The solution was to split queries and handle grouping and transformation in the application logic:
await db.batch([
db
.select({
modListId: modListUser.modListId,
twitterUserId: modListUser.twitterUserId,
})
.from(modListUser)
.where(eq(modListUser.modListId, 'modlist-1')),
db
.select({
modListId: modListRule.modListId,
rule: modListRule.rule,
})
.from(modListRule)
.where(eq(modListRule.modListId, 'modlist-1')),
]) // 200 rows read instead of 10,101
For bulk inserts, instead of using:
await Promise.all(users.map((it) => db.insert(user).values(it)) as any)
Or even:
await db.batch(users.map((it) => db.insert(user).values(it)) as any)
I found it more efficient to insert multiple records in a single statement:
await db.insert(user).values(users)
However, SQLite and D1 limit the number of bound parameters to 100 per query. With 10 columns, we can insert at most 10 rows per SQL statement. For larger batches, we need to chunk the data:
await db.batch(
safeChunkInsertValues(user, users).map((it) =>
db.insert(user).values(it),
) as any,
)
Testing this approach with 5,000 records showed a performance improvement from 78ms to 14ms, making this optimization worthwhile.

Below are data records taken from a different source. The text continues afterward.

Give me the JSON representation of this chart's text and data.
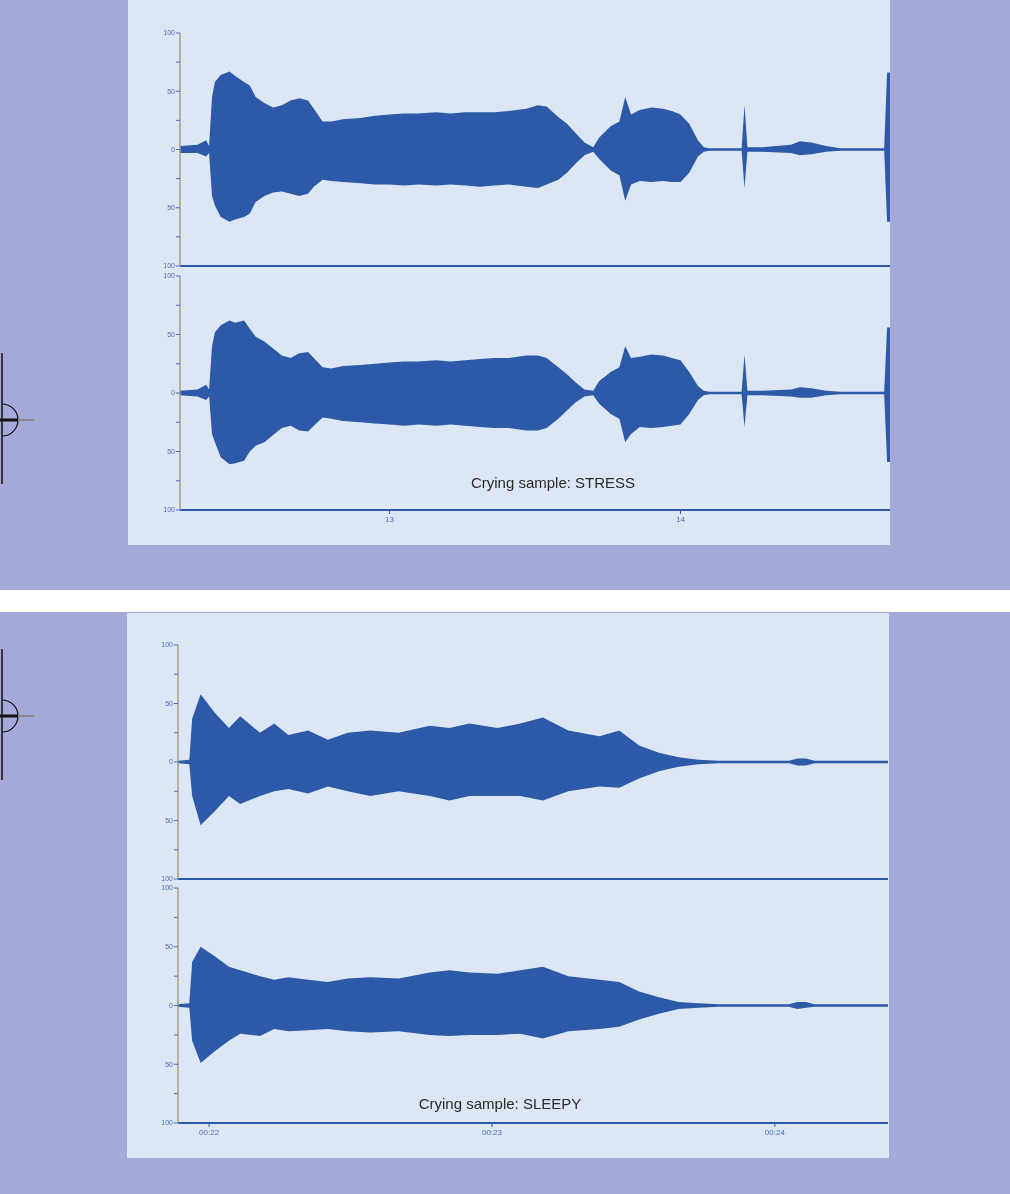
{
  "chart_data": [
    {
      "type": "area",
      "x": [
        12.28,
        12.34,
        12.37,
        12.38,
        12.39,
        12.4,
        12.42,
        12.45,
        12.47,
        12.5,
        12.52,
        12.54,
        12.57,
        12.6,
        12.63,
        12.66,
        12.69,
        12.72,
        12.74,
        12.77,
        12.8,
        12.84,
        12.9,
        12.95,
        13.0,
        13.05,
        13.1,
        13.16,
        13.21,
        13.26,
        13.31,
        13.36,
        13.41,
        13.47,
        13.51,
        13.54,
        13.58,
        13.61,
        13.64,
        13.67,
        13.7,
        13.72,
        13.76,
        13.79,
        13.81,
        13.83,
        13.86,
        13.9,
        13.94,
        13.97,
        14.0,
        14.03,
        14.06,
        14.08,
        14.1,
        14.21,
        14.22,
        14.23,
        14.28,
        14.38,
        14.41,
        14.45,
        14.5,
        14.55,
        14.7,
        14.71,
        14.72
      ],
      "series": [
        {
          "color": "#2c5aa8",
          "values": [
            null,
            null,
            null,
            null,
            null,
            null,
            null,
            null,
            null,
            null,
            null,
            null,
            null,
            null,
            null,
            null,
            null,
            null,
            null,
            null,
            null,
            null,
            null,
            null,
            null,
            null,
            null,
            null,
            null,
            null,
            null,
            null,
            null,
            null,
            null,
            null,
            null,
            null,
            null,
            null,
            null,
            null,
            null,
            null,
            null,
            null,
            null,
            null,
            null,
            null,
            null,
            null,
            null,
            null,
            null,
            null,
            null,
            null,
            null,
            null,
            null,
            null,
            null,
            null,
            null,
            null,
            null
          ],
          "upper": [
            3,
            4,
            8,
            3,
            45,
            58,
            64,
            67,
            63,
            58,
            55,
            45,
            40,
            36,
            38,
            42,
            44,
            42,
            35,
            24,
            24,
            26,
            27,
            29,
            30,
            31,
            31,
            32,
            31,
            32,
            32,
            32,
            33,
            35,
            38,
            37,
            28,
            22,
            14,
            6,
            2,
            10,
            20,
            24,
            45,
            30,
            34,
            36,
            35,
            33,
            30,
            22,
            8,
            2,
            1,
            1,
            38,
            2,
            2,
            4,
            7,
            6,
            3,
            1,
            1,
            66,
            66
          ],
          "lower": [
            -3,
            -3,
            -6,
            -3,
            -40,
            -48,
            -58,
            -62,
            -60,
            -58,
            -55,
            -45,
            -40,
            -37,
            -36,
            -38,
            -40,
            -38,
            -32,
            -26,
            -27,
            -28,
            -29,
            -30,
            -30,
            -31,
            -30,
            -31,
            -30,
            -31,
            -32,
            -31,
            -30,
            -32,
            -33,
            -30,
            -26,
            -20,
            -12,
            -5,
            -2,
            -8,
            -18,
            -22,
            -44,
            -30,
            -27,
            -28,
            -27,
            -28,
            -28,
            -20,
            -6,
            -2,
            -1,
            -1,
            -33,
            -2,
            -2,
            -3,
            -5,
            -4,
            -2,
            -1,
            -1,
            -62,
            -62
          ]
        }
      ],
      "xlim": [
        12.28,
        14.72
      ],
      "ylim": [
        -100,
        100
      ],
      "yticks": [
        100,
        {
          "value": 75,
          "label": null
        },
        50,
        {
          "value": 25,
          "label": null
        },
        0,
        {
          "value": -25,
          "label": null
        },
        {
          "value": -50,
          "label": "50"
        },
        {
          "value": -75,
          "label": null
        },
        {
          "value": -100,
          "label": "100"
        }
      ],
      "tick_labels": "y"
    },
    {
      "type": "area",
      "x": [
        12.28,
        12.34,
        12.37,
        12.38,
        12.39,
        12.4,
        12.42,
        12.45,
        12.47,
        12.5,
        12.52,
        12.54,
        12.57,
        12.6,
        12.63,
        12.66,
        12.69,
        12.72,
        12.74,
        12.77,
        12.8,
        12.84,
        12.9,
        12.95,
        13.0,
        13.05,
        13.1,
        13.16,
        13.21,
        13.26,
        13.31,
        13.36,
        13.41,
        13.47,
        13.51,
        13.54,
        13.58,
        13.61,
        13.64,
        13.67,
        13.7,
        13.72,
        13.76,
        13.79,
        13.81,
        13.83,
        13.86,
        13.9,
        13.94,
        13.97,
        14.0,
        14.03,
        14.06,
        14.08,
        14.1,
        14.21,
        14.22,
        14.23,
        14.28,
        14.38,
        14.41,
        14.45,
        14.5,
        14.55,
        14.7,
        14.71,
        14.72
      ],
      "series": [
        {
          "color": "#2c5aa8",
          "values": [
            null,
            null,
            null,
            null,
            null,
            null,
            null,
            null,
            null,
            null,
            null,
            null,
            null,
            null,
            null,
            null,
            null,
            null,
            null,
            null,
            null,
            null,
            null,
            null,
            null,
            null,
            null,
            null,
            null,
            null,
            null,
            null,
            null,
            null,
            null,
            null,
            null,
            null,
            null,
            null,
            null,
            null,
            null,
            null,
            null,
            null,
            null,
            null,
            null,
            null,
            null,
            null,
            null,
            null,
            null,
            null,
            null,
            null,
            null,
            null,
            null,
            null,
            null,
            null,
            null,
            null,
            null
          ],
          "upper": [
            2,
            3,
            7,
            3,
            40,
            52,
            58,
            62,
            60,
            62,
            55,
            48,
            44,
            38,
            32,
            30,
            34,
            35,
            30,
            22,
            21,
            23,
            24,
            25,
            26,
            27,
            27,
            28,
            27,
            28,
            29,
            30,
            30,
            32,
            32,
            30,
            22,
            16,
            9,
            3,
            2,
            10,
            18,
            22,
            40,
            30,
            31,
            33,
            32,
            30,
            28,
            18,
            6,
            2,
            1,
            1,
            33,
            2,
            2,
            3,
            5,
            4,
            2,
            1,
            1,
            56,
            56
          ],
          "lower": [
            -2,
            -3,
            -6,
            -3,
            -35,
            -42,
            -55,
            -61,
            -60,
            -58,
            -50,
            -45,
            -42,
            -36,
            -30,
            -28,
            -32,
            -33,
            -28,
            -21,
            -22,
            -24,
            -25,
            -26,
            -27,
            -28,
            -27,
            -28,
            -27,
            -28,
            -29,
            -30,
            -30,
            -32,
            -32,
            -30,
            -22,
            -15,
            -8,
            -3,
            -2,
            -9,
            -18,
            -22,
            -42,
            -35,
            -29,
            -30,
            -29,
            -28,
            -27,
            -18,
            -6,
            -2,
            -1,
            -1,
            -29,
            -2,
            -2,
            -3,
            -4,
            -4,
            -2,
            -1,
            -1,
            -59,
            -59
          ]
        }
      ],
      "xlim": [
        12.28,
        14.72
      ],
      "xticks": [
        13,
        14
      ],
      "ylim": [
        -100,
        100
      ],
      "yticks": [
        100,
        {
          "value": 75,
          "label": null
        },
        50,
        {
          "value": 25,
          "label": null
        },
        0,
        {
          "value": -25,
          "label": null
        },
        {
          "value": -50,
          "label": "50"
        },
        {
          "value": -75,
          "label": null
        },
        {
          "value": -100,
          "label": "100"
        }
      ],
      "annotations": [
        "Crying sample: STRESS"
      ]
    },
    {
      "type": "area",
      "x": [
        21.89,
        21.93,
        21.94,
        21.97,
        22.02,
        22.07,
        22.11,
        22.18,
        22.23,
        22.28,
        22.35,
        22.42,
        22.49,
        22.57,
        22.67,
        22.78,
        22.85,
        22.92,
        23.02,
        23.1,
        23.18,
        23.27,
        23.38,
        23.45,
        23.52,
        23.59,
        23.66,
        23.73,
        23.8,
        24.05,
        24.08,
        24.11,
        24.14,
        24.19,
        24.4
      ],
      "series": [
        {
          "color": "#2c5aa8",
          "values": [
            null,
            null,
            null,
            null,
            null,
            null,
            null,
            null,
            null,
            null,
            null,
            null,
            null,
            null,
            null,
            null,
            null,
            null,
            null,
            null,
            null,
            null,
            null,
            null,
            null,
            null,
            null,
            null,
            null,
            null,
            null,
            null,
            null,
            null,
            null
          ],
          "upper": [
            1,
            2,
            37,
            58,
            42,
            29,
            39,
            25,
            33,
            23,
            27,
            19,
            25,
            27,
            25,
            31,
            29,
            33,
            29,
            33,
            38,
            27,
            22,
            27,
            14,
            8,
            4,
            2,
            1,
            1,
            3,
            3,
            1,
            1,
            1
          ],
          "lower": [
            -1,
            -2,
            -29,
            -54,
            -42,
            -29,
            -36,
            -29,
            -25,
            -23,
            -27,
            -21,
            -25,
            -29,
            -25,
            -29,
            -33,
            -29,
            -29,
            -29,
            -33,
            -25,
            -21,
            -22,
            -14,
            -8,
            -4,
            -2,
            -1,
            -1,
            -3,
            -3,
            -1,
            -1,
            -1
          ]
        }
      ],
      "xlim": [
        21.89,
        24.4
      ],
      "ylim": [
        -100,
        100
      ],
      "yticks": [
        100,
        {
          "value": 75,
          "label": null
        },
        50,
        {
          "value": 25,
          "label": null
        },
        0,
        {
          "value": -25,
          "label": null
        },
        {
          "value": -50,
          "label": "50"
        },
        {
          "value": -75,
          "label": null
        },
        {
          "value": -100,
          "label": "100"
        }
      ],
      "tick_labels": "y"
    },
    {
      "type": "area",
      "x": [
        21.89,
        21.93,
        21.94,
        21.97,
        22.02,
        22.07,
        22.11,
        22.18,
        22.23,
        22.28,
        22.35,
        22.42,
        22.49,
        22.57,
        22.67,
        22.78,
        22.85,
        22.92,
        23.02,
        23.1,
        23.18,
        23.27,
        23.38,
        23.45,
        23.52,
        23.59,
        23.66,
        23.73,
        23.8,
        24.05,
        24.08,
        24.11,
        24.14,
        24.19,
        24.4
      ],
      "series": [
        {
          "color": "#2c5aa8",
          "values": [
            null,
            null,
            null,
            null,
            null,
            null,
            null,
            null,
            null,
            null,
            null,
            null,
            null,
            null,
            null,
            null,
            null,
            null,
            null,
            null,
            null,
            null,
            null,
            null,
            null,
            null,
            null,
            null,
            null,
            null,
            null,
            null,
            null,
            null,
            null
          ],
          "upper": [
            1,
            2,
            37,
            50,
            42,
            33,
            30,
            25,
            22,
            24,
            22,
            20,
            23,
            24,
            23,
            28,
            30,
            28,
            27,
            30,
            33,
            25,
            22,
            20,
            12,
            7,
            3,
            2,
            1,
            1,
            3,
            3,
            1,
            1,
            1
          ],
          "lower": [
            -1,
            -2,
            -30,
            -49,
            -39,
            -30,
            -24,
            -26,
            -20,
            -22,
            -21,
            -20,
            -22,
            -23,
            -22,
            -25,
            -26,
            -25,
            -25,
            -24,
            -28,
            -22,
            -20,
            -18,
            -12,
            -7,
            -3,
            -2,
            -1,
            -1,
            -3,
            -2,
            -1,
            -1,
            -1
          ]
        }
      ],
      "xlim": [
        21.89,
        24.4
      ],
      "xticks": [
        {
          "value": 22,
          "label": "00:22"
        },
        {
          "value": 23,
          "label": "00:23"
        },
        {
          "value": 24,
          "label": "00:24"
        }
      ],
      "ylim": [
        -100,
        100
      ],
      "yticks": [
        100,
        {
          "value": 75,
          "label": null
        },
        50,
        {
          "value": 25,
          "label": null
        },
        0,
        {
          "value": -25,
          "label": null
        },
        {
          "value": -50,
          "label": "50"
        },
        {
          "value": -75,
          "label": null
        },
        {
          "value": -100,
          "label": "100"
        }
      ],
      "annotations": [
        "Crying sample: SLEEPY"
      ]
    }
  ]
}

Server-side issues differ significantly from client-side problems. While client-side errors only affect users, server-side errors can directly impact monthly bills and may take time to manifest. Therefore, caution and thorough unit testing are essential.
When addressing database query issues, I found it helpful to follow this process: discover, investigate, attempt to solve, monitor, try again if needed, continue monitoring, and then finalize. The first solution attempt may not succeed—it might even make things worse—but continuous monitoring is crucial for timely detection and resolution of issues.